To do this, click on the API Gateway workspace, then click on the Authorization tab, select the Type to be Bearer Token and paste the token you got from the previous request here, lastly, don't forget to save, as nothing will work until that is done.
Now you are ready to make some calls.
Teachers have more callable endpoints that students, so feel free to try endpoints to see what you can or can not access, however, this is not a project that had much focus on security, so in general, there is far more access that there should be. If access is denied, you will receive a 401 with a JSON message stating so.
To make this as easy as possible i have pre-configured the Headers of all requests with three presets: host-kea, host-dtu and host-user.
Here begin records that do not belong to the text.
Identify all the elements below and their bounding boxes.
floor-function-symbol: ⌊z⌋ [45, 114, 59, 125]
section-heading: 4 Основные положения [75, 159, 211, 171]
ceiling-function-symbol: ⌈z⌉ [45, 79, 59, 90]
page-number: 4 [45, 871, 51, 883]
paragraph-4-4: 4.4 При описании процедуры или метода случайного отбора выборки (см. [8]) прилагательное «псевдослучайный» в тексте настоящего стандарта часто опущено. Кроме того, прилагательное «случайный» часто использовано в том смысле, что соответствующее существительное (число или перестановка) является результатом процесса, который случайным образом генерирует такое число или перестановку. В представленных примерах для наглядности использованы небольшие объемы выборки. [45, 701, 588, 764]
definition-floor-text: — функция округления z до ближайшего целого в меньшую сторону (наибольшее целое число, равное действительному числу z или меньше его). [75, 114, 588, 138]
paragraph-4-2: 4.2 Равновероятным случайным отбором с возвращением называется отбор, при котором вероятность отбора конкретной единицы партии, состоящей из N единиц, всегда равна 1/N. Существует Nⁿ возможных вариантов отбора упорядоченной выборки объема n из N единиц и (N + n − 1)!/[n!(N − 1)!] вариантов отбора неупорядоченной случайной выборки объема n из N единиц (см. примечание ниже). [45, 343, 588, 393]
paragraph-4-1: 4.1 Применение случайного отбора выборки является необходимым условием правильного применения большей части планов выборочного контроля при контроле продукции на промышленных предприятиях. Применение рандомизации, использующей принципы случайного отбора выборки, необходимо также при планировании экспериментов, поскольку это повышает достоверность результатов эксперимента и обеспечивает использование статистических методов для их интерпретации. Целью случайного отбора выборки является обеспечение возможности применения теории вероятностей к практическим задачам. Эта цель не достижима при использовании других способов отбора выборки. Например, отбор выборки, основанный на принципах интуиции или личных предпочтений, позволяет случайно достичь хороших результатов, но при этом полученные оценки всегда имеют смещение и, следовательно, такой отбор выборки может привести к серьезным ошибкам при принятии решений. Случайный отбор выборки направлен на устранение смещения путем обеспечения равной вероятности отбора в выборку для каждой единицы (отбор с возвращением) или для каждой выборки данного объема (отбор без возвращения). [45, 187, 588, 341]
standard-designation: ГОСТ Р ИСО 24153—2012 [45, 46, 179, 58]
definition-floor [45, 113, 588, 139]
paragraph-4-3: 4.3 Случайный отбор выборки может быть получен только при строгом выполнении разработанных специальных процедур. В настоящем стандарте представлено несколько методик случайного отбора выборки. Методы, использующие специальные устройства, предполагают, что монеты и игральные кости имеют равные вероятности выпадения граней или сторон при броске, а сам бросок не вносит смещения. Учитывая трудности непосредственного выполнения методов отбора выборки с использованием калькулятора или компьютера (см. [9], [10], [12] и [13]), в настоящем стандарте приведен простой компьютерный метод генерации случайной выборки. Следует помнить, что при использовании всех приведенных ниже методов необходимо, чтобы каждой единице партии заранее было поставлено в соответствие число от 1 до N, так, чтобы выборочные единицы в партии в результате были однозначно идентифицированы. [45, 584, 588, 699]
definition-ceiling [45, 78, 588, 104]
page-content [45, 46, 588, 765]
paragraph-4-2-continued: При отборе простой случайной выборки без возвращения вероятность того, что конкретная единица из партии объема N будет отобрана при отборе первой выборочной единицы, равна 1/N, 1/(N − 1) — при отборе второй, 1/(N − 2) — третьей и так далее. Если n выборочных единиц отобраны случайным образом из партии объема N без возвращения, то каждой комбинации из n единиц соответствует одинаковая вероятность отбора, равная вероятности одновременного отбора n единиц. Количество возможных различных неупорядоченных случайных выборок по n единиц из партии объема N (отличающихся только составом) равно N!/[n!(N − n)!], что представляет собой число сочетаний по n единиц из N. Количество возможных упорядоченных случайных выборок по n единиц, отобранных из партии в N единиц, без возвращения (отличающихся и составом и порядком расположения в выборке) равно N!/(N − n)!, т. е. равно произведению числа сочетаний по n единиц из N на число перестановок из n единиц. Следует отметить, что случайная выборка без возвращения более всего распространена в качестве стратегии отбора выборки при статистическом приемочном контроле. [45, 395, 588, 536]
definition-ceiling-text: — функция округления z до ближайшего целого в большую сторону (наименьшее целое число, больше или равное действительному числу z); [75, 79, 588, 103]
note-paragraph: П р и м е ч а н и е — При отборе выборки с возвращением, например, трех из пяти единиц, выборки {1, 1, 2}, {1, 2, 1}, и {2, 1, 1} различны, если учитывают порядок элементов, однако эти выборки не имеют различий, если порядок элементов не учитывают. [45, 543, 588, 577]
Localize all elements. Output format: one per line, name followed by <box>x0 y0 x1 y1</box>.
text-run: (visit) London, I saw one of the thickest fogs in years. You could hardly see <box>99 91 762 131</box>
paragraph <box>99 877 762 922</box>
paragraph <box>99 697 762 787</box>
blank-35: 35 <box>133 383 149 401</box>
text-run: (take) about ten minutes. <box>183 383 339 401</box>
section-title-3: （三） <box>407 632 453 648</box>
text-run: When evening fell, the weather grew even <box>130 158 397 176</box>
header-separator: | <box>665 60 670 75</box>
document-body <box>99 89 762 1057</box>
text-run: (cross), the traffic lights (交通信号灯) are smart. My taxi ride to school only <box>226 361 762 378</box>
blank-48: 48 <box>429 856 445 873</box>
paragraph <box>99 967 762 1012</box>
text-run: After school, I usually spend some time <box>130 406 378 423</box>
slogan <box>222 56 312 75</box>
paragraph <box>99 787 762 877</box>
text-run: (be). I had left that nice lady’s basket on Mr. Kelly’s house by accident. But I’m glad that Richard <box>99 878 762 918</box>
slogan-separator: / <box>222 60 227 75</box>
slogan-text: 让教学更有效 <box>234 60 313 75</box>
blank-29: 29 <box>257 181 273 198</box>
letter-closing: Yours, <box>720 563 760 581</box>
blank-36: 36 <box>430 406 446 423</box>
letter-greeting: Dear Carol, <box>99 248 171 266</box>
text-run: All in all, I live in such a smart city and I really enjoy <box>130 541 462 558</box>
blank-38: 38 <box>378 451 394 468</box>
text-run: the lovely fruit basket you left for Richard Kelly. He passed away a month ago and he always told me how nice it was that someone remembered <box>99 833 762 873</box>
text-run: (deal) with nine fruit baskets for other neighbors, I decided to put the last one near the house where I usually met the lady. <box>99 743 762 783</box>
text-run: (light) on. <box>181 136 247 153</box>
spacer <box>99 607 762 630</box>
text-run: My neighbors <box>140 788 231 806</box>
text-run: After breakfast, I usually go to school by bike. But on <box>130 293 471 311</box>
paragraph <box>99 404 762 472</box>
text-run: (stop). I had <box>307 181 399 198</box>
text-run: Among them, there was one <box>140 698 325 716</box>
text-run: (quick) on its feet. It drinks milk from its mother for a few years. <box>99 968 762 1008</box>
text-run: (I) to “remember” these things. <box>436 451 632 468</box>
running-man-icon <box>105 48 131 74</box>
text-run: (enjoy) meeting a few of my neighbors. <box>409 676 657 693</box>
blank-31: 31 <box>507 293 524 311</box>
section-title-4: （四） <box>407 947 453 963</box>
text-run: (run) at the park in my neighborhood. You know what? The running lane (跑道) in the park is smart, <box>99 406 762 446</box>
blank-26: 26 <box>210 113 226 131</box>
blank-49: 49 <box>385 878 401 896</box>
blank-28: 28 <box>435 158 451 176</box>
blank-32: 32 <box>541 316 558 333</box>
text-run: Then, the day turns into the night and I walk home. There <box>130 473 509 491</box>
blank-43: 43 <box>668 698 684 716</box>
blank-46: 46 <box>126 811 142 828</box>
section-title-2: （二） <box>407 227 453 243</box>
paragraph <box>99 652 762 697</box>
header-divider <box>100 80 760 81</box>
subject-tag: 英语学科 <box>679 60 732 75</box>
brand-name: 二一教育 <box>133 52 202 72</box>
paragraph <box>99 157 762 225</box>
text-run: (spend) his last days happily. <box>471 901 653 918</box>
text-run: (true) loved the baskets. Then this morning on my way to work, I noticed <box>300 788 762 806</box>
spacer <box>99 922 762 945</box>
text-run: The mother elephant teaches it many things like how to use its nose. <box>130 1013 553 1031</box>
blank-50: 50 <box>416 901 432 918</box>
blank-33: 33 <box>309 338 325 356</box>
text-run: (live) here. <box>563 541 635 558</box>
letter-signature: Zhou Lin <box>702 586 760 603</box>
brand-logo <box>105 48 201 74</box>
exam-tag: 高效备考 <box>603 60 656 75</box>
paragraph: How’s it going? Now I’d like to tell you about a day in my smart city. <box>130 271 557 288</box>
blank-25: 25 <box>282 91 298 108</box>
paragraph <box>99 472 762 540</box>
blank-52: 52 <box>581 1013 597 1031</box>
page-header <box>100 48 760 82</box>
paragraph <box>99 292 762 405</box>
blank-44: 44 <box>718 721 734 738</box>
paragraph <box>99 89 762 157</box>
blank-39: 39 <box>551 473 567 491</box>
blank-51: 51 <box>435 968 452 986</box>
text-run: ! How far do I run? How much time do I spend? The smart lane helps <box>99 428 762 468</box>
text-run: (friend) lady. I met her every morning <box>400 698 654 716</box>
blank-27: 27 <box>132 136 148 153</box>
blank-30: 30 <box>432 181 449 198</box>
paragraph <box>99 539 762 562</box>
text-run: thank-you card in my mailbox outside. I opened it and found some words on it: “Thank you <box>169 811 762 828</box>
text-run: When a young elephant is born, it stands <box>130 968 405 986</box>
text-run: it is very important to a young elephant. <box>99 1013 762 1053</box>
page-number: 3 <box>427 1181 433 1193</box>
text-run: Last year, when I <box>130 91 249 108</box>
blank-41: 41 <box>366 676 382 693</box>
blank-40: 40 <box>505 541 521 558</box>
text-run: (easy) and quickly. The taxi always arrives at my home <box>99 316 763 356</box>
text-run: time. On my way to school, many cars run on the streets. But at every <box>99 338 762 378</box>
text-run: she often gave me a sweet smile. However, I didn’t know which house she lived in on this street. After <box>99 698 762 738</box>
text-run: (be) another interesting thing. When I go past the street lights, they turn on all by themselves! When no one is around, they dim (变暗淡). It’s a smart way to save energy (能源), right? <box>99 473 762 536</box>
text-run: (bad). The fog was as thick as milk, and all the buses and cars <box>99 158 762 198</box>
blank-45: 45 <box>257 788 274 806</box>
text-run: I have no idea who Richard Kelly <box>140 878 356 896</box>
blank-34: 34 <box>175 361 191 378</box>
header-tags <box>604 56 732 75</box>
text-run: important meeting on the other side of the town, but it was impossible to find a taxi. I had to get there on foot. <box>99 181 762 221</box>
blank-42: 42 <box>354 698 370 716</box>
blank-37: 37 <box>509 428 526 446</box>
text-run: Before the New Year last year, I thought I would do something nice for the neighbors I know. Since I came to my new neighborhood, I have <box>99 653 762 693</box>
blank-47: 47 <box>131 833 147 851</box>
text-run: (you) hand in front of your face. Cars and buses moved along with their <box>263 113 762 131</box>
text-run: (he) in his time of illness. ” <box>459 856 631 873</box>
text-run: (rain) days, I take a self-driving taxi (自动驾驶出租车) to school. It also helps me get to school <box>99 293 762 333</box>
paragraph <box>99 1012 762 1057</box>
For the purposes of this I will only be using the two school ones.
For this demo I have signed in as a teacher.
Head into data-reader-service -> attendances -> all.
If you click the Headers tab, you should see the pre-made Host headers i just mentioned, selecting either will allow you to make a call as though you where doing it from one of those schools.
If you make two calls, one with each header set, you should see logs that look like this from the docker compose output:
These are the individual services' logs about communication. Notice also how its only ever number 1 that of each school service that responds.
In order to be able to use number 2 of these I have made a little endpoint that will trigger a shutdown on the service it is called on. This endpoint is always labeled as 'MURDER' in the workspace.
Since all these images are local, they will restart very quickly, so in order for the murder endpoint to work, it will have to be called twice. The first one will kill the instance it is called on, the second, after 1 second of timeout, will force Nginx to redirect the request to the second instance, killing it too. But since Nginx now knows that image 1 is down, it will only attempt to re-contact it after 30 seconds, allowing the demo to work.
For the next 30 seconds, any calls to the service that was just murdered will send all requests to the 2nd instance. This continues until the main instance is registered as online, at which point all traffic will once again return to it.